To take
just one example – some time ago, some researchers[*]
found that when autistics and NTs were given the chance to contribute to
charity, with and without observers present in the room, NTs gave far more when
someone was present than when they thought they were alone, but autistics gave much
the same amount regardless of whether they had company or not.

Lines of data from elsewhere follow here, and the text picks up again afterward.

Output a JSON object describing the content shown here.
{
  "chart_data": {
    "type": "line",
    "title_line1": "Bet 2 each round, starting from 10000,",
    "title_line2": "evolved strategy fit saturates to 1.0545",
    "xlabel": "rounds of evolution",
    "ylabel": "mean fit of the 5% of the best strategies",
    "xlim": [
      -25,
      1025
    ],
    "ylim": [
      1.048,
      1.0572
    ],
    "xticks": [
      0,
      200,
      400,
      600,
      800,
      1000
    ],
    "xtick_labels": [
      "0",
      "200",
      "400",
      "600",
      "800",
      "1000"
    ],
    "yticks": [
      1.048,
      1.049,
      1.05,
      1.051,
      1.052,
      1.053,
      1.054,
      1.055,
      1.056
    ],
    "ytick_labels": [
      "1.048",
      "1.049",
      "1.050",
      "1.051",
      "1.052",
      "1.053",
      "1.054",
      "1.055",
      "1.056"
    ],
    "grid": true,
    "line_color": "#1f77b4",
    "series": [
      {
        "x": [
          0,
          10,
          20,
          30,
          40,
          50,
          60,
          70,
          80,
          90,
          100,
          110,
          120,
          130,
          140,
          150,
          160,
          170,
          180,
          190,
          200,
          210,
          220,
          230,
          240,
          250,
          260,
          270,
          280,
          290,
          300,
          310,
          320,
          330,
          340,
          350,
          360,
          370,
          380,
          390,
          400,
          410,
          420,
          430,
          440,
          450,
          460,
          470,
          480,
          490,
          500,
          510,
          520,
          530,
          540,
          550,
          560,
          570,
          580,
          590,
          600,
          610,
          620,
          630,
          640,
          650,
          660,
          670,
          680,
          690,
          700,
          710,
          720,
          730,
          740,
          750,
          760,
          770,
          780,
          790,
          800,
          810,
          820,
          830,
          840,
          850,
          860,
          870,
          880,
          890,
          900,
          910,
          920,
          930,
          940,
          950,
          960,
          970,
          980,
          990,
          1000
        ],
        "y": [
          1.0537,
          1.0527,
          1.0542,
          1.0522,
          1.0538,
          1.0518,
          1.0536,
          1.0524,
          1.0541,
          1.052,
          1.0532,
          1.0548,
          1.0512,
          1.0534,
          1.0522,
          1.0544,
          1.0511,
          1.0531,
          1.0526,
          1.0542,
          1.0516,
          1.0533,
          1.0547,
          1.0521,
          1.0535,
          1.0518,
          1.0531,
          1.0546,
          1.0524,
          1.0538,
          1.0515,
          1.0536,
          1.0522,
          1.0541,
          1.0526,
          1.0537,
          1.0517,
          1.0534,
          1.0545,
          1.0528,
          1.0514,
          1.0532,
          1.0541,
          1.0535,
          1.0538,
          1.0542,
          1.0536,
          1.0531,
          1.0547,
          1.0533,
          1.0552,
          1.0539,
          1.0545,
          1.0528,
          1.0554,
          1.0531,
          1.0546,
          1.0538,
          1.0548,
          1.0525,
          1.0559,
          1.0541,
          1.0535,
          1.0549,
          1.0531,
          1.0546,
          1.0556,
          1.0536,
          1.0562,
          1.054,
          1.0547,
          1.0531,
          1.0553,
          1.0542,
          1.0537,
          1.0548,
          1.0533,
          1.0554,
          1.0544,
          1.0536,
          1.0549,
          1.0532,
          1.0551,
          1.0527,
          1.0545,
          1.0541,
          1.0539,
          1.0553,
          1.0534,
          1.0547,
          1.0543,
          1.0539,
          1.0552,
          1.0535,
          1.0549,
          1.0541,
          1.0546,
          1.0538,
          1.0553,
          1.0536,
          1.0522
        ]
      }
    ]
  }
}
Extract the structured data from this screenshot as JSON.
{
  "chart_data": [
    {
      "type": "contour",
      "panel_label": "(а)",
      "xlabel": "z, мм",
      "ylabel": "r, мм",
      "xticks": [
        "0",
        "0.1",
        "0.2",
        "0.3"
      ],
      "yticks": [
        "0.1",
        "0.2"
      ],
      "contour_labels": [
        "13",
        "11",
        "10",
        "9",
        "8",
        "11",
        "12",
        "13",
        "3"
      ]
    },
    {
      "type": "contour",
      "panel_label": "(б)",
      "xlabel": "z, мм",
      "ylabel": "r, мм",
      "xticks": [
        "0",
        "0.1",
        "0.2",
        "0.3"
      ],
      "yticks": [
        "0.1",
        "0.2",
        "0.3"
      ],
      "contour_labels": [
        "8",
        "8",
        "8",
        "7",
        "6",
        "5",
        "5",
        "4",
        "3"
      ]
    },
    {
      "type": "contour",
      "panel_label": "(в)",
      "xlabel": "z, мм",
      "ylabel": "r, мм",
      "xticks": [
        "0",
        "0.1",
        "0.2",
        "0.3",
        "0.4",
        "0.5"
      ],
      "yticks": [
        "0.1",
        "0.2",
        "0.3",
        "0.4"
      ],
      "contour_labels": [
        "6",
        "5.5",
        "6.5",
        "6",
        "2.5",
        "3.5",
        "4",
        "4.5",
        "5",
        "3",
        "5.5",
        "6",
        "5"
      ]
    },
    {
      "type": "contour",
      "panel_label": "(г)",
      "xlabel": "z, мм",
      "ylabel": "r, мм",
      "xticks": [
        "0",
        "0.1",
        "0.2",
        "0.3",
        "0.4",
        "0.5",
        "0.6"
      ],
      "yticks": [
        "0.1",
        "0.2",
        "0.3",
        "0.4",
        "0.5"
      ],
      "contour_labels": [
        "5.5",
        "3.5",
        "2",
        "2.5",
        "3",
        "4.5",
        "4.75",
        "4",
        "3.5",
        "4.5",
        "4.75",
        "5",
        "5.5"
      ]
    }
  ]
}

This could have been framed as an example of
inherent honesty or high principles in autistics – but nooooo. Instead, a new
term was coined - ‘reputation management’, which, it was decided, we were
deficient in!! This, they said, was due to our lack of ‘theory of mind’. The
possibility that we might very well know that others will think better of us if
we contribute larger amounts to charity, but regard this as irrelevant, judging
said charity on its own merits, never seems to have occurred to the
researchers. That we might think ‘managing our reputation’ (ie presenting a
false image of ourselves) an inherently dishonest, even unethical, thing to do
also never seems to have occurred to them. Sigh. Once again, results that could
have been structured as ‘autistic-positive’, or at least neutral, instead
become ‘autistic-negative’.
A deeper
and more worrying example is the research into the ‘causes’ of autism. It too usually
seems to take as its starting point the assumption that the world is better off
without us, that there is little or nothing positive that we bring to the
world. Much of this research has almost ludicrous results – the list of
‘causes’ of autism that appear regularly as ‘Scientists-Have-Found-Possible-Cause-of-Autism’-type
articles trumpeted in newspapers or online, includes (ta-dah) …motorway traffic,
corn syrup, older mothers, older fathers, diesel fumes, Lyme disease, too much
androgen, copper pipes, prematurity, low birth weight, high birth weight (contradict much?), environmental chemicals,
organic foods (those last two also seem contradictory), anti-depressants,
smoking during pregnancy, diabetes during pregnancy, too little oxytocin (the
‘bonding hormone’), Clomid (it’s your mother’s fault for wanting you), specific
facial or finger or other physical features, faulty immune system in the mother,
having a big head, being a big baby (really? So how come smallest-birthweight-me
has autism, but none of my bigger-brawnier-birthweight-sibs do?), being second
or later-born (I’m first-born), being born close together, being a twin, being
born via IVF, even being born in summer, circumcision, and the Internet… I kid
you not. And this list doesn't include the Hoary Old Standards of refrigerator
mothers, vaccines, missing gut enzymes or mercury. (Do you get the feeling the
scientists are kind of grasping at straws?)
Some autism
research, into the genetics of autism for instance, could be a good thing (eg
in convincing many that we are not just ‘badly behaved’, ‘spoiled brats’, etc),
but could also be used against us – most especially to develop prenatal tests
that could see us become as decimated as those with Downs Syndrome are becoming
– and as gays, lesbians, transsexuals, etc, might once have been, if such tests
had been devised before the coming of the gay liberation movement.
But where
is the research that would actually help us manage our daily lives better, cope
with the world better, have fewer meltdowns and sensory overloads, etc, etc; or
the research into why, for instance, some autistics can communicate verbally,
and some can’t? Where are the surveys to find out just how many autistics there
really are amongst the adult population? (I know of only one such, undertaken
in the UK, and it has been criticised.) Where is the research that is either
autistic-neutral, or autistic-positive?
Nothing
less than a total re-framing of the grounds on which research is done, the
assumptions behind all of it, is necessary and urgent, when it comes to autism.
Anything else is likely to lead to our eventual eradication, and the
destruction of our unique contributions to the world.